Lord Richard’s jaw hardened. “What you know, or think you know, is irrelevant. You have your place, and I mine, and we will both do well to remember that. I want you to go.”
David could feel the blood rushing to his face. He was abruptly aware that he was kneeling on the damned floor like a supplicant. He was a supplicant, and he had been refused. “You’re dismissing me.” His lips felt stiff. “After—”
“You told me I could ask anything of you,” Lord Richard said. “I am asking you to leave me now. Don’t make me order it.”
David wanted to make him order it. Look me in the eyes, with my kiss on your mouth, and say that. He wanted to push it, to force a response, to make his master face what had happened.
With Lord Richard’s mother lying dead in the next room.
David shut his eyes for a long moment, then stood. “Very well. Good night, my lord.”
He left the room without waiting for a response.
—
Lord Richard did not meet David’s eyes the next day as he dressed for the funeral service. David had packed blacks since it was his task to think of everything. His lordship took the coach to the little church, though it was less than a mile away, to add to the ceremony of Lady Cirencester’s farewell. It was still raining.
He hadn’t given orders as to what they would do after the funeral, so David anticipated, or decided, for him and packed the luggage as his master paid his respects to the mother who hadn’t wanted him.
David could still feel Lord Richard’s mouth on his.
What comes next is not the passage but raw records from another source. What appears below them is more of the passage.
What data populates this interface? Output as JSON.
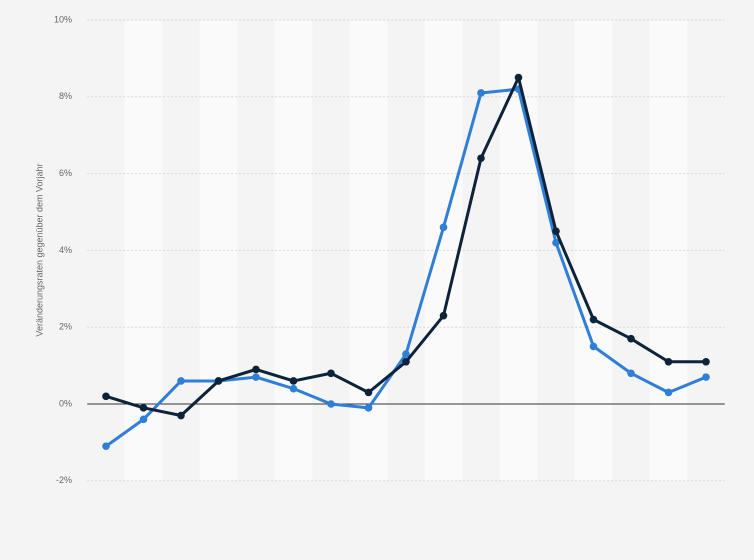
{
  "chart_data": {
    "type": "line",
    "y_axis_label": "Veränderungsraten gegenüber dem Vorjahr",
    "categories": [
      null,
      null,
      null,
      null,
      null,
      null,
      null,
      null,
      null,
      null,
      null,
      null,
      null,
      null,
      null,
      null,
      null
    ],
    "series": [
      {
        "color": "#2f7ed8",
        "values": [
          -1.1,
          -0.4,
          0.6,
          0.6,
          0.7,
          0.4,
          0.0,
          -0.1,
          1.3,
          4.6,
          8.1,
          8.2,
          4.2,
          1.5,
          0.8,
          0.3,
          0.7
        ]
      },
      {
        "color": "#0d233a",
        "values": [
          0.2,
          -0.1,
          -0.3,
          0.6,
          0.9,
          0.6,
          0.8,
          0.3,
          1.1,
          2.3,
          6.4,
          8.5,
          4.5,
          2.2,
          1.7,
          1.1,
          1.1
        ]
      }
    ],
    "ylim": [
      -2,
      10
    ],
    "yticks": [
      {
        "value": -2,
        "label": "-2%"
      },
      {
        "value": 0,
        "label": "0%"
      },
      {
        "value": 2,
        "label": "2%"
      },
      {
        "value": 4,
        "label": "4%"
      },
      {
        "value": 6,
        "label": "6%"
      },
      {
        "value": 8,
        "label": "8%"
      },
      {
        "value": 10,
        "label": "10%"
      }
    ],
    "grid": true
  }
}
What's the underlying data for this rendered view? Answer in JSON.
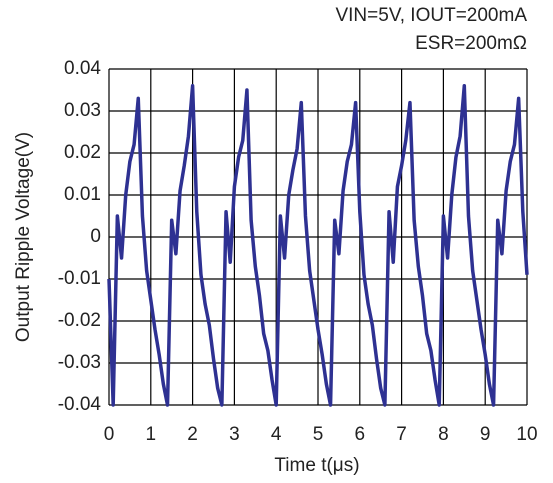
{
  "chart_data": {
    "type": "line",
    "annotations": [
      "VIN=5V, IOUT=200mA",
      "ESR=200mΩ"
    ],
    "x_label": "Time t(μs)",
    "y_label": "Output Ripple Voltage(V)",
    "xlim": [
      0,
      10
    ],
    "xticks": [
      0,
      1,
      2,
      3,
      4,
      5,
      6,
      7,
      8,
      9,
      10
    ],
    "ylim": [
      -0.04,
      0.04
    ],
    "yticks": [
      0.04,
      0.03,
      0.02,
      0.01,
      0,
      -0.01,
      -0.02,
      -0.03,
      -0.04
    ],
    "grid": true,
    "x": [
      0,
      0.1,
      0.2,
      0.3,
      0.4,
      0.5,
      0.6,
      0.7,
      0.8,
      0.9,
      1,
      1.1,
      1.2,
      1.3,
      1.4,
      1.5,
      1.6,
      1.7,
      1.8,
      1.9,
      2,
      2.1,
      2.2,
      2.3,
      2.4,
      2.5,
      2.6,
      2.7,
      2.8,
      2.9,
      3,
      3.1,
      3.2,
      3.3,
      3.4,
      3.5,
      3.6,
      3.7,
      3.8,
      3.9,
      4,
      4.1,
      4.2,
      4.3,
      4.4,
      4.5,
      4.6,
      4.7,
      4.8,
      4.9,
      5,
      5.1,
      5.2,
      5.3,
      5.4,
      5.5,
      5.6,
      5.7,
      5.8,
      5.9,
      6,
      6.1,
      6.2,
      6.3,
      6.4,
      6.5,
      6.6,
      6.7,
      6.8,
      6.9,
      7,
      7.1,
      7.2,
      7.3,
      7.4,
      7.5,
      7.6,
      7.7,
      7.8,
      7.9,
      8,
      8.1,
      8.2,
      8.3,
      8.4,
      8.5,
      8.6,
      8.7,
      8.8,
      8.9,
      9,
      9.1,
      9.2,
      9.3,
      9.4,
      9.5,
      9.6,
      9.7,
      9.8,
      9.9,
      10
    ],
    "series": [
      {
        "color": "#2e3192",
        "values": [
          -0.01,
          -0.04,
          0.005,
          -0.005,
          0.01,
          0.018,
          0.022,
          0.033,
          0.005,
          -0.008,
          -0.015,
          -0.022,
          -0.028,
          -0.035,
          -0.04,
          0.004,
          -0.004,
          0.011,
          0.017,
          0.024,
          0.036,
          0.006,
          -0.009,
          -0.016,
          -0.021,
          -0.029,
          -0.036,
          -0.04,
          0.006,
          -0.006,
          0.012,
          0.019,
          0.023,
          0.035,
          0.004,
          -0.007,
          -0.014,
          -0.023,
          -0.027,
          -0.034,
          -0.04,
          0.005,
          -0.005,
          0.01,
          0.016,
          0.021,
          0.032,
          0.005,
          -0.008,
          -0.015,
          -0.022,
          -0.028,
          -0.035,
          -0.04,
          0.004,
          -0.004,
          0.011,
          0.018,
          0.022,
          0.032,
          0.006,
          -0.009,
          -0.016,
          -0.021,
          -0.029,
          -0.036,
          -0.04,
          0.006,
          -0.006,
          0.012,
          0.017,
          0.023,
          0.032,
          0.004,
          -0.007,
          -0.014,
          -0.023,
          -0.027,
          -0.034,
          -0.04,
          0.005,
          -0.005,
          0.01,
          0.019,
          0.024,
          0.036,
          0.005,
          -0.008,
          -0.015,
          -0.022,
          -0.028,
          -0.035,
          -0.04,
          0.004,
          -0.004,
          0.011,
          0.018,
          0.022,
          0.033,
          0.006,
          -0.009
        ]
      }
    ]
  }
}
It was, he knew, impossible. He was well aware of that, had told himself so often enough, had gone to some lengths to find other people to fuck instead. Lord Richard, who didn’t even bed whores for relief, would never violate his place and his principles so far as to tup a servant, and David had to make himself believe that, because the alternative was destruction.
He was proud of his place. He’d worked for it. He’d gone from the lowest possible birth to his own spacious room in an Albemarle Street townhouse and a position at Lord Richard Vane’s side. Silas’s claptrap about the rights of men be damned: David had clawed his way to prosperity, security, and respect through service to a lord. The prestige, the clothing, the luxury of Lord Richard’s station were all at just one remove, bathing David in reflected glory. He should have had nothing more to ask from life.